Col 4-7: Calibrator quality in the A, B, C and D configuration
P = <3% amplitude closure errors expected
S = 3-10% closure errors expected
X = Do not use. Too much resolution or too weak
? = Not observed
Col 8 & 9: Antsol restrictions. These are suggested UVLIMITS in
K to use in CALIB to avoid data which are
contaminated by structure. A UVMIN (Col. 8) generally
means the source is confused at short spacings. A
UVMAX (Col. 9) generally means the source is resolved
at long spacings.
Particular comments on the above examples are:
- 1. Although '?' appears in the table for 0038-213 it is likely that the
source is a fine calibrator at 20cm in the A and B configurations since
it is unresolved at 6 and 3.6cm at similar resolutions. It is listed
with a '?' because we have not confirmed its suitability.
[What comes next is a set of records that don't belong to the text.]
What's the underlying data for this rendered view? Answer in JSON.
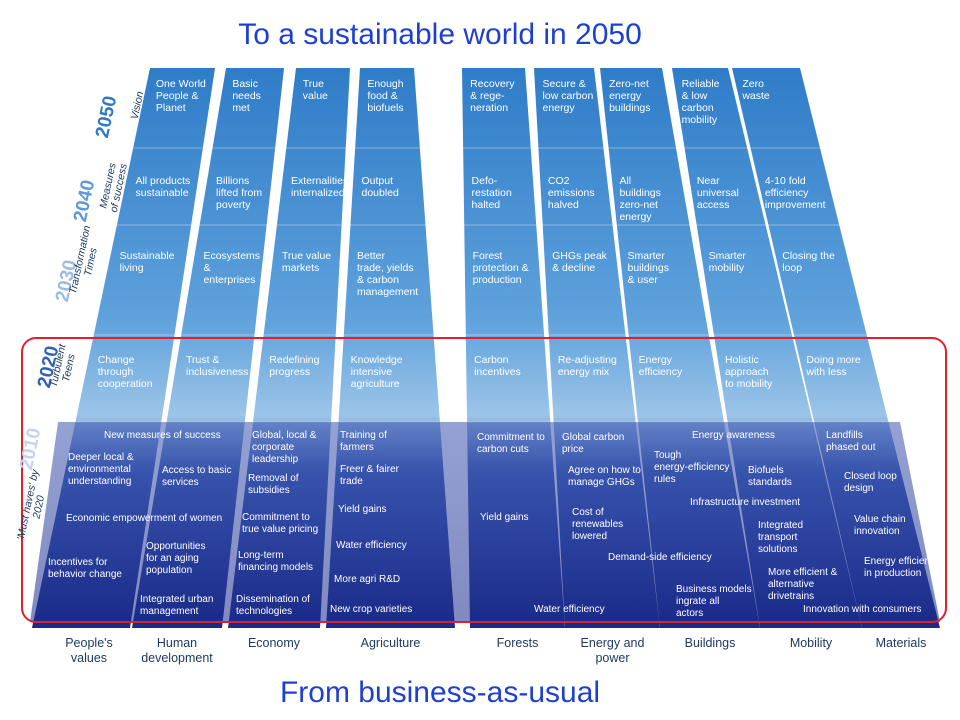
{
  "title": "To a sustainable world in 2050",
  "subtitle": "From business-as-usual",
  "years": [
    "2050",
    "2040",
    "2030",
    "2020",
    "2010"
  ],
  "row_labels": [
    "Vision",
    "Measures\nof success",
    "Transformation\nTimes",
    "Turbulent\nTeens",
    "'Must haves' by 2020"
  ],
  "columns": [
    {
      "name": "People's\nvalues",
      "cells": [
        "One World\nPeople &\nPlanet",
        "All products\nsustainable",
        "Sustainable\nliving",
        "Change\nthrough\ncooperation"
      ]
    },
    {
      "name": "Human\ndevelopment",
      "cells": [
        "Basic\nneeds\nmet",
        "Billions\nlifted from\npoverty",
        "Ecosystems\n&\nenterprises",
        "Trust &\ninclusiveness"
      ]
    },
    {
      "name": "Economy",
      "cells": [
        "True\nvalue",
        "Externalities\ninternalized",
        "True value\nmarkets",
        "Redefining\nprogress"
      ]
    },
    {
      "name": "Agriculture",
      "cells": [
        "Enough\nfood &\nbiofuels",
        "Output\ndoubled",
        "Better\ntrade, yields\n& carbon\nmanagement",
        "Knowledge\nintensive\nagriculture"
      ]
    },
    {
      "name": "Forests",
      "cells": [
        "Recovery\n& rege-\nneration",
        "Defo-\nrestation\nhalted",
        "Forest\nprotection &\nproduction",
        "Carbon\nincentives"
      ]
    },
    {
      "name": "Energy and\npower",
      "cells": [
        "Secure &\nlow carbon\nenergy",
        "CO2\nemissions\nhalved",
        "GHGs peak\n& decline",
        "Re-adjusting\nenergy mix"
      ]
    },
    {
      "name": "Buildings",
      "cells": [
        "Zero-net\nenergy\nbuildings",
        "All\nbuildings\nzero-net\nenergy",
        "Smarter\nbuildings\n& user",
        "Energy\nefficiency"
      ]
    },
    {
      "name": "Mobility",
      "cells": [
        "Reliable\n& low\ncarbon\nmobility",
        "Near\nuniversal\naccess",
        "Smarter\nmobility",
        "Holistic\napproach\nto mobility"
      ]
    },
    {
      "name": "Materials",
      "cells": [
        "Zero\nwaste",
        "4-10 fold\nefficiency\nimprovement",
        "Closing the\nloop",
        "Doing more\nwith less"
      ]
    }
  ],
  "must_haves": [
    "New measures of success",
    "Deeper local &\nenvironmental\nunderstanding",
    "Access to basic\nservices",
    "Economic empowerment of women",
    "Incentives for\nbehavior change",
    "Opportunities\nfor an aging\npopulation",
    "Integrated urban\nmanagement",
    "Global, local &\ncorporate\nleadership",
    "Removal of\nsubsidies",
    "Commitment to\ntrue value pricing",
    "Long-term\nfinancing models",
    "Dissemination of\ntechnologies",
    "Training of\nfarmers",
    "Freer & fairer\ntrade",
    "Yield gains",
    "Water efficiency",
    "More agri R&D",
    "New crop varieties",
    "Commitment to\ncarbon cuts",
    "Yield gains",
    "Water efficiency",
    "Global carbon\nprice",
    "Agree on how to\nmanage GHGs",
    "Cost of\nrenewables\nlowered",
    "Demand-side efficiency",
    "Energy awareness",
    "Tough\nenergy-efficiency\nrules",
    "Infrastructure investment",
    "Business models\ningrate all\nactors",
    "Biofuels\nstandards",
    "Integrated\ntransport\nsolutions",
    "More efficient &\nalternative\ndrivetrains",
    "Landfills\nphased out",
    "Closed loop\ndesign",
    "Value chain\ninnovation",
    "Energy efficiency\nin production",
    "Innovation with consumers"
  ],
  "colors": {
    "title": "#1f3fd1",
    "highlight": "#e0202a",
    "dark": "#1c2a86",
    "light": "#4f95d6"
  }
}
Many '?' entries
can be interpreted in this way.
- 2. The X at 20cm C and D configurations for 0038-213 and the UVMIN
means that the source is confused at short spacings at 20cm. The
source could be used, but gain quality would be poorer.
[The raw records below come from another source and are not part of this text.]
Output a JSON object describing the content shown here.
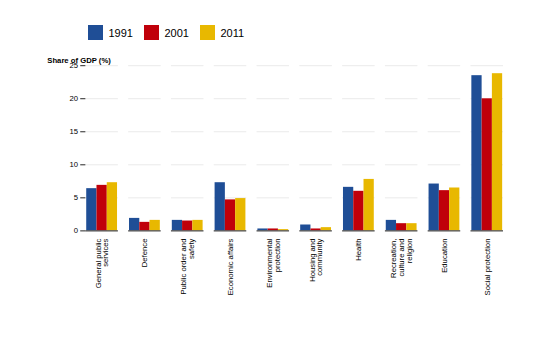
{
  "chart_data": {
    "type": "bar",
    "categories": [
      "General public\nservices",
      "Defence",
      "Public order and\nsafety",
      "Economic affairs",
      "Environmental\nprotection",
      "Housing and\ncommunity",
      "Health",
      "Recreation,\nculture and\nreligion",
      "Education",
      "Social protection"
    ],
    "series": [
      {
        "name": "1991",
        "color": "#1F4E96",
        "values": [
          6.4,
          1.9,
          1.6,
          7.3,
          0.3,
          0.9,
          6.6,
          1.6,
          7.1,
          23.5
        ]
      },
      {
        "name": "2001",
        "color": "#C0000A",
        "values": [
          6.9,
          1.3,
          1.5,
          4.7,
          0.3,
          0.3,
          6.0,
          1.1,
          6.1,
          20.0
        ]
      },
      {
        "name": "2011",
        "color": "#E8B800",
        "values": [
          7.3,
          1.6,
          1.6,
          4.9,
          0.2,
          0.5,
          7.8,
          1.1,
          6.5,
          23.8
        ]
      }
    ],
    "ylabel": "Share of GDP (%)",
    "ylim": [
      0,
      25
    ],
    "yticks": [
      0,
      5,
      10,
      15,
      20,
      25
    ],
    "grid": true,
    "legend": "upper left"
  }
}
- 3. The source 0714+146 is only a calibrator at 20cm in the D
configuration and in B and C configurations at 90cm. Many
similarly extended sources are included in the listings. Most are
fairly strong and can be used as bandpass calibrators at 20cm.
- 4. The inaccurate position (PC-T) of 0714+146 is not a restriction
for 20cm D configuration observing.
- 5. Notice that 0714+146 can be called with the alias 3C175.1. Only
the most famous sources have entries under pseudonyms which are
restricted to 3C names. We are trying to stick with the IAU
designation names as much as possible.
- 6. Note the apparent conflict in UVLIMITS for 1733-130 at 20cm. This
conflict is resolved by noting that two different ranges will
allow a valid CALIB solution; the first, valid for the D array, is
0 to 3 k wavelengths; the second, valid for the A array, is 40 k
wavelengths to the longest baseline (approximately 180 k wavelengths).
- 7. The 2cm listing for 1759+237 has zero flux density and '?' for
quality, indicating it has not been observed. Because the source
shows a flat spectrum, it is likely to be a good calibrator at 2cm.